1. Los impugnantes interpusieron recurso de casación que concedió el Tribunal (folios 54 al 37, cuaderno 7). La Corte lo admitió el 26 de marzo del año en curso (folio 42).
1. En tiempo hábil se presentó la correspondiente sustentación de la impugnación (folios 44 al 68).
CONSIDERACIONES
1. El numeral 3º del artículo 374 del Código de Procedimiento Civil consagra que el escrito por medio del cual se provoca esta vía extraordinaria debe contener “[l]a formulación por separado de los cargos contra la sentencia recurrida, con la exposición de los fundamentos de cada acusación en forma clara y precisa”, derivándose para el censor la obligación de respetar las reglas de técnica que faciliten la comprensión de los puntos con que pretende rebatir los sustentos del proveído atacado. Precisamente esa característica dispositiva impide que las deficiencias observadas sean subsanadas directamente y a iniciativa propia por la Corporación.
Así lo precisó la Sala en autos de 16 de agosto de 2012 y 12 de julio de 2013, rad. 2009-00466 y 2006-00622-01, al exigir que
(…) sin distinción de la razón invocada, deben proponerse las censuras mediante un relato hilvanado y claro, de tal manera que de su lectura emane el sentido de la inconformidad, sin que exista cabida para especulaciones o deficiencias que lo hagan incomprensible y deriven en deserción, máxime cuando no es labor de la Corte suplir las falencias en que incurran los litigantes al plantearlos.

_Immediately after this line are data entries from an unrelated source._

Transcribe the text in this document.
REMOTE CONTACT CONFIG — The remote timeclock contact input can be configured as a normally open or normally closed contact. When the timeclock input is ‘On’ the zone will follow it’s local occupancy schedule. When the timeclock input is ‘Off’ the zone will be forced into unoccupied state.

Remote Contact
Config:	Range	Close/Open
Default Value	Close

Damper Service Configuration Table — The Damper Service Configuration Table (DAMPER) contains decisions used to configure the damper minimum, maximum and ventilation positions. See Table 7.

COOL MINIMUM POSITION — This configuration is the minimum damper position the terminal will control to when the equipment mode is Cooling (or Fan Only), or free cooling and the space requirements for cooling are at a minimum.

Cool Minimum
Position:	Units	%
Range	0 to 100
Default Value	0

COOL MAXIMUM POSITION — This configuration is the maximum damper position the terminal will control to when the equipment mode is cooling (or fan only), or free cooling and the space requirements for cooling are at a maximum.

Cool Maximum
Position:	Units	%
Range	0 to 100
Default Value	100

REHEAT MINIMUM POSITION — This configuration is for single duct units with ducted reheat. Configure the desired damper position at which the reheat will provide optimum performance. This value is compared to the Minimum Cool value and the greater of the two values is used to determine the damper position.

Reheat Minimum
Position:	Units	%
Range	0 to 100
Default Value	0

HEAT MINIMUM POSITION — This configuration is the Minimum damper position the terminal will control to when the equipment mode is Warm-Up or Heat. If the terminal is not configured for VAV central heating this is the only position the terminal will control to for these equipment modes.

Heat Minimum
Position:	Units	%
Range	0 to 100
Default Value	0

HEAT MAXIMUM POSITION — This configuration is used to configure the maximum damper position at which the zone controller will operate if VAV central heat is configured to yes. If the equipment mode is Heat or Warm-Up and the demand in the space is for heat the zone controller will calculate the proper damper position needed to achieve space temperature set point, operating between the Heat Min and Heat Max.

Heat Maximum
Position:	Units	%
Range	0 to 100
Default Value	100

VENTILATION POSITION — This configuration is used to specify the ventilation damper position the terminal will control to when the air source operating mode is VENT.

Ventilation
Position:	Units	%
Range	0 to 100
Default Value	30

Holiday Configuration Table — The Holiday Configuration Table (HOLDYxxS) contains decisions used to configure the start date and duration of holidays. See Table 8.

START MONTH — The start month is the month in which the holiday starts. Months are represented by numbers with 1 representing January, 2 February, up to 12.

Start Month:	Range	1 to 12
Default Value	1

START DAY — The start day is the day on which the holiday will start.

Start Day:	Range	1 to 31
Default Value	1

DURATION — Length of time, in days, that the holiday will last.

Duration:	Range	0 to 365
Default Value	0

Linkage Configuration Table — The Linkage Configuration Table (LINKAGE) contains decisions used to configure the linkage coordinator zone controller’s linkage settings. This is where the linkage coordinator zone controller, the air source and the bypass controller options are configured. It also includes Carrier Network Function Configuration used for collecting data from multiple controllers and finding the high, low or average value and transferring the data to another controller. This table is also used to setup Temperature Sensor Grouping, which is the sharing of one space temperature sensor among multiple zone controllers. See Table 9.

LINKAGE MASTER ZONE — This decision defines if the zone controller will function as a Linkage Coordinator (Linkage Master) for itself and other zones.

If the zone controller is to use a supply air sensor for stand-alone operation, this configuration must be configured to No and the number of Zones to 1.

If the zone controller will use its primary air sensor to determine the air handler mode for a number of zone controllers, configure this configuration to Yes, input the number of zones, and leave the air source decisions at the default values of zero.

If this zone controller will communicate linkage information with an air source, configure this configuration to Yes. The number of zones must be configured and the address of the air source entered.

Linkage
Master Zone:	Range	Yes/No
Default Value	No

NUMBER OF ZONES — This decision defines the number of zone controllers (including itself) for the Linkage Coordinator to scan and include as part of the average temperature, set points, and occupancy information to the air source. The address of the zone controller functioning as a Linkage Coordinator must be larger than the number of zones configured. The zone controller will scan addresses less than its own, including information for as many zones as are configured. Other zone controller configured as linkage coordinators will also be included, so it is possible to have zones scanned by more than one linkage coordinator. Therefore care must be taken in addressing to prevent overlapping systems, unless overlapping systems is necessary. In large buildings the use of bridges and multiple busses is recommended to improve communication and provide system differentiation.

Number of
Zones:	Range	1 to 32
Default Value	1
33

1. Se formulan contra la sentencia dos ataques, el último de ellos acusando la violación de norma de derecho sustancial por error de derecho por violación de una norma probatoria» que sustenta así:
a. El precepto material infringido es el artículo 29 de la Constitución Política que contempla el debido proceso, al no apreciar el Tribunal el testimonio ni la inspección judicial que llegaron a la actuación cuando ya había vencido la oportunidad «en el Juzgado comitente».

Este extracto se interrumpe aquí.